Mühsam unterdrückte ich den Instinkt, der in mir aufstieg, aufzuspringen und zu rennen so schnell und so weit ich konnte. Billy betrachtete mich mit leicht schief gelegtem Kopf. Ein leises, böses Lächeln spielte um seinen Mundwinkel. Er warf Bombay einen schnellen Blick zu, der mir das Blut zu Eis gefrieren ließ. Er würde doch nicht...

„Du hast gesagt, du willst nur mit mir reden!", stieß ich heraus.

Billy verengte seine Augen. „Das ist wahr. Glaubst du, ich würde dich umbringen wollen?" Er wartete kurz auf meine Reaktion, sah anscheinend was er sehen wollte und fuhr fort: „Natürlich würden die Hounds viel für deine Leiche zahlen, Verräterin." Er sah wie ich beim Wort ‚Verräterin' zusammenzuckte und runzelte die Stirn.

„Du solltest dich an dieses Wort gewöhnen.

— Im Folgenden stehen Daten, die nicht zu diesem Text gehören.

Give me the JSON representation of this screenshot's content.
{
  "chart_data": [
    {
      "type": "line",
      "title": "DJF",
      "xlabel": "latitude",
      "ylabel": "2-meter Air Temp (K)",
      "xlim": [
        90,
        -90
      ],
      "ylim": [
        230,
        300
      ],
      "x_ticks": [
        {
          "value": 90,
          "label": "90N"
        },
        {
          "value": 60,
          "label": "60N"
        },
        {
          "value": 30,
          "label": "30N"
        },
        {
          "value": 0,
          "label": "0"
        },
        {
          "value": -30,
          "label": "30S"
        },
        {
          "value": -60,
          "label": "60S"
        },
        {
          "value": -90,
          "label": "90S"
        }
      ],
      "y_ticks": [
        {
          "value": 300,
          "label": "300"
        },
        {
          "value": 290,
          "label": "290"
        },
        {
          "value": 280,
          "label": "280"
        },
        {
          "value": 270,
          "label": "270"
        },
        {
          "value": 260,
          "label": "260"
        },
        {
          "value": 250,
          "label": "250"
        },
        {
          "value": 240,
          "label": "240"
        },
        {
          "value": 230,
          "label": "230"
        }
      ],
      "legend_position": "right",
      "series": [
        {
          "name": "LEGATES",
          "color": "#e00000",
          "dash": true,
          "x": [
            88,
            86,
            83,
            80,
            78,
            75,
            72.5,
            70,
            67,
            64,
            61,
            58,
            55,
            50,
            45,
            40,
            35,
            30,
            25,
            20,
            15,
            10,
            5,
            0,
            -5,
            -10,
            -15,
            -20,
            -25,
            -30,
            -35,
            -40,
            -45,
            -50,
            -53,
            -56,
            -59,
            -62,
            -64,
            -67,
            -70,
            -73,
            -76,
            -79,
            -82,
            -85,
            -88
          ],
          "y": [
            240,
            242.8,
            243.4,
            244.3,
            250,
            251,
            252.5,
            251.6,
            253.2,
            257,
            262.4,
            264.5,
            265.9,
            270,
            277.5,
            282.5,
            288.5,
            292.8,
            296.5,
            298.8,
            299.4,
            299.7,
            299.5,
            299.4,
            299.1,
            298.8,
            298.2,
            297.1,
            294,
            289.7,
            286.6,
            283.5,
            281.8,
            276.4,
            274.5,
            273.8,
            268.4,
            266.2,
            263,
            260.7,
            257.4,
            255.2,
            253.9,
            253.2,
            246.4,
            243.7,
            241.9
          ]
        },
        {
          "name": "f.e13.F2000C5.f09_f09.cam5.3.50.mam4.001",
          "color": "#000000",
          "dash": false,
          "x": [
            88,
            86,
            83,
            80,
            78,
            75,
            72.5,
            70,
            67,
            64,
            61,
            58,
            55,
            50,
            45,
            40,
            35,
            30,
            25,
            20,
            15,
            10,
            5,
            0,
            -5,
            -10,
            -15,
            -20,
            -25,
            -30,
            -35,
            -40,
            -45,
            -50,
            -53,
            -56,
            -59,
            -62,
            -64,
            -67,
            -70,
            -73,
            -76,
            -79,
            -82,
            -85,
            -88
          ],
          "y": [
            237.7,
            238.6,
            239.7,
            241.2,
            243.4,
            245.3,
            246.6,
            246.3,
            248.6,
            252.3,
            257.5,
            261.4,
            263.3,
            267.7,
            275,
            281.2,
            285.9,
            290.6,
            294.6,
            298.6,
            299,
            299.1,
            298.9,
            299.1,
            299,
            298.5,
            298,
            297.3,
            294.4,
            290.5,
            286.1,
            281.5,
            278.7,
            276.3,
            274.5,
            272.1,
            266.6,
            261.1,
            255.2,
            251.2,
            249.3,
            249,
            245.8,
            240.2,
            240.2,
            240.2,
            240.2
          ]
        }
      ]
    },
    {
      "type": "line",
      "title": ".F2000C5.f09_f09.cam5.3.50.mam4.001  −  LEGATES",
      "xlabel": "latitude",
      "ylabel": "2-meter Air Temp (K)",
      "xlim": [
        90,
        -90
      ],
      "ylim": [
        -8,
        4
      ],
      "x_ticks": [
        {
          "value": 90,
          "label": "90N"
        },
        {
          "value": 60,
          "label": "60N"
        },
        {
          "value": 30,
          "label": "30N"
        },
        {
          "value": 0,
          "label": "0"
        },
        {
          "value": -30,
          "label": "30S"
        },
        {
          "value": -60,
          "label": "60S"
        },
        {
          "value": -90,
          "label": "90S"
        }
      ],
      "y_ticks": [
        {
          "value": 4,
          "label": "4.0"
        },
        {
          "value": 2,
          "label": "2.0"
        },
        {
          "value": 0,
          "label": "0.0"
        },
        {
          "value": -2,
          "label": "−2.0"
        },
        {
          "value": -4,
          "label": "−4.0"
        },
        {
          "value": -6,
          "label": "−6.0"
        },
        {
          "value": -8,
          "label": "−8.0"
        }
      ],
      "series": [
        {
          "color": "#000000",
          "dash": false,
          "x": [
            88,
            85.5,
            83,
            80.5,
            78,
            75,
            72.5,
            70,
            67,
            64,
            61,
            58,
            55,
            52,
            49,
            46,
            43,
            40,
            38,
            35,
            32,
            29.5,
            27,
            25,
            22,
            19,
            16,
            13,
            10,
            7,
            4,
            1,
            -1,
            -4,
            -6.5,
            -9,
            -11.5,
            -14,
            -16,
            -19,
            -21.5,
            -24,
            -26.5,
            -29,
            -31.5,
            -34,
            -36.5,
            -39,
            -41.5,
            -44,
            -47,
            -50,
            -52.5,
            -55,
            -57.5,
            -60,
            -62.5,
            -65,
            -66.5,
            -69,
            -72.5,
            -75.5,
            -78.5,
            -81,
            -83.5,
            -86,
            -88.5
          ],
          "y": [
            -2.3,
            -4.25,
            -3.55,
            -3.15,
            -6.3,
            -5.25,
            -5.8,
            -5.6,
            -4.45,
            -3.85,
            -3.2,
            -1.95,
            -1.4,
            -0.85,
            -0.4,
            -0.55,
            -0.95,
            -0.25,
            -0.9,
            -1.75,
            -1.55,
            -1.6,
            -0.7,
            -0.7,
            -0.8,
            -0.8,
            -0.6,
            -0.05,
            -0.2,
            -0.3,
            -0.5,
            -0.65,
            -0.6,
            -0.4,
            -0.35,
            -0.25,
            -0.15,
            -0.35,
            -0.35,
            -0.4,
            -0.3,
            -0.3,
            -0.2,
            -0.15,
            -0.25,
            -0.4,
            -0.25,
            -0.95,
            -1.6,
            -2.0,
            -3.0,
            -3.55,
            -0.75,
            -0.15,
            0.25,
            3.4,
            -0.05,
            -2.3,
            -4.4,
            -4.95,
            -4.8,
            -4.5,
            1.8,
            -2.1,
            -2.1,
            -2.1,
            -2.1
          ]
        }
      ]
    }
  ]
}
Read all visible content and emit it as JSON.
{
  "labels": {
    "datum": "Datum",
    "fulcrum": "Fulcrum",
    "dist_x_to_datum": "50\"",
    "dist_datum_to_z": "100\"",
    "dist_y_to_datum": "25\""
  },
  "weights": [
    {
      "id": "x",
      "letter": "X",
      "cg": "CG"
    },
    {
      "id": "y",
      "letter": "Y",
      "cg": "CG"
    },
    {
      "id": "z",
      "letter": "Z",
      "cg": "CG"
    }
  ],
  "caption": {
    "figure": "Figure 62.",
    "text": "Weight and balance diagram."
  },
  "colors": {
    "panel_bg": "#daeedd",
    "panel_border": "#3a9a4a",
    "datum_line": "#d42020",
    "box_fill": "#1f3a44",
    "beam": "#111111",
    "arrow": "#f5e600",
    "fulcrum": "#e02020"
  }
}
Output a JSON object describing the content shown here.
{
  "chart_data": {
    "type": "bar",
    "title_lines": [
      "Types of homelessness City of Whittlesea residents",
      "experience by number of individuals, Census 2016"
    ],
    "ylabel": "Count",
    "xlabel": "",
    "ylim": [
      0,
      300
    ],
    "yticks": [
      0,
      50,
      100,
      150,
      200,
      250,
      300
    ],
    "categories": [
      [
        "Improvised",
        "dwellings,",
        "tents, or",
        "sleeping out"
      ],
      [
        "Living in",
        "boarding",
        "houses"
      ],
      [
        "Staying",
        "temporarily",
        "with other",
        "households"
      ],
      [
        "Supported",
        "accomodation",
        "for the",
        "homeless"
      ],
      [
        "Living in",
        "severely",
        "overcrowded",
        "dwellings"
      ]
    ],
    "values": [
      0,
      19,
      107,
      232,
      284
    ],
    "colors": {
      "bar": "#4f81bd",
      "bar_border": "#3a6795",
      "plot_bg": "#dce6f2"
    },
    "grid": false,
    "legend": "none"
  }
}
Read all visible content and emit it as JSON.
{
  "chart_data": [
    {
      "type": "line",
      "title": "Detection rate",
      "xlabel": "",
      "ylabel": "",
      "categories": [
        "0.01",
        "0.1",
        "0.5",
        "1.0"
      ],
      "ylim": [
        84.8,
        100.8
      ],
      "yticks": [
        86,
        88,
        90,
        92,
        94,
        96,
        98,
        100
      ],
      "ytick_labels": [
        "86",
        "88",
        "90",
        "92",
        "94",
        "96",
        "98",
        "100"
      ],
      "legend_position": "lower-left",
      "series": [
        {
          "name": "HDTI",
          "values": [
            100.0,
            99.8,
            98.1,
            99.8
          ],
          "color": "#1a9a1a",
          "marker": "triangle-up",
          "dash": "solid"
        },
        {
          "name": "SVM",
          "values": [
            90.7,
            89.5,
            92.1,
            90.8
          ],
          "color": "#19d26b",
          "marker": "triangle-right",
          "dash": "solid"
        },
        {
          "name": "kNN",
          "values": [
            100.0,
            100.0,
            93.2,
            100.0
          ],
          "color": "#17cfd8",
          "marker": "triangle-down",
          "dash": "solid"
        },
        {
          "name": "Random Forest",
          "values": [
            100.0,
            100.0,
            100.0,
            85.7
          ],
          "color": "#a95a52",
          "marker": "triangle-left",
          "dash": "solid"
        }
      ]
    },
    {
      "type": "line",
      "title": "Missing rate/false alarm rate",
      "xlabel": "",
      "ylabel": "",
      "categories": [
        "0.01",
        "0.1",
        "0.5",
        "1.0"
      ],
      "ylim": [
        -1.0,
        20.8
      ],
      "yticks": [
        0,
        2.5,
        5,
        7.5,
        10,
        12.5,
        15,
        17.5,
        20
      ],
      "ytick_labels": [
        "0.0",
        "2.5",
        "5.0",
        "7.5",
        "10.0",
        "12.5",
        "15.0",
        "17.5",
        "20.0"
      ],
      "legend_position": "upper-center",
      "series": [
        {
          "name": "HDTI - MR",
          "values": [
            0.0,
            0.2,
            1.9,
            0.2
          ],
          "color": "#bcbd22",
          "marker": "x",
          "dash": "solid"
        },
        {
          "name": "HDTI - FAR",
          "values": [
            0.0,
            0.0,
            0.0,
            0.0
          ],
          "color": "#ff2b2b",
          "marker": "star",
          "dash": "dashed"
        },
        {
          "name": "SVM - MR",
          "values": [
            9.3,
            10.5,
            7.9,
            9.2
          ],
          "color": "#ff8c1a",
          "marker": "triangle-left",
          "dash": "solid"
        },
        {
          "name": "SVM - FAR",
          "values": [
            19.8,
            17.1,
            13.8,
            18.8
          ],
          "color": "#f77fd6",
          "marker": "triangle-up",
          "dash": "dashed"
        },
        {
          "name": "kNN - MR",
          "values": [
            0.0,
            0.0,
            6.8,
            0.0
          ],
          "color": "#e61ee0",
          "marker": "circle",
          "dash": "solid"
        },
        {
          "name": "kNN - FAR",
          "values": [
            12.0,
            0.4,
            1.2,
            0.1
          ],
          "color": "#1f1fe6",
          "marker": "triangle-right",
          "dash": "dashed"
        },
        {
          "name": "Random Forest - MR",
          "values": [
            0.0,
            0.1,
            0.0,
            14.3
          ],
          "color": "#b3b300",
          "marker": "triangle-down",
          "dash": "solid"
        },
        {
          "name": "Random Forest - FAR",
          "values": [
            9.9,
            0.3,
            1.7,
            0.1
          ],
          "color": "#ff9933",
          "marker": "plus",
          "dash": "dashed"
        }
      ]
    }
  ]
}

Ich bin nicht der einzige im Viertel, der so denkt. Jedenfalls habe ich nicht das Bedürfnis, dich umzubringen."

So sehr mich diese Worte beruhigten, so sehr irritierten sie mich auch. „Warum nicht?", fragte ich, auf die Gefahr hin, dass er es sich anders überlegen würde.

„Nun, zum einen bist du immer noch die Tochter eines langjährigen Freundes, und zum anderen schuldest du mir immer noch einen Gefallen. Den ich jetzt, um zum Grund unseres Gesprächs zurückzukommen, einfordere."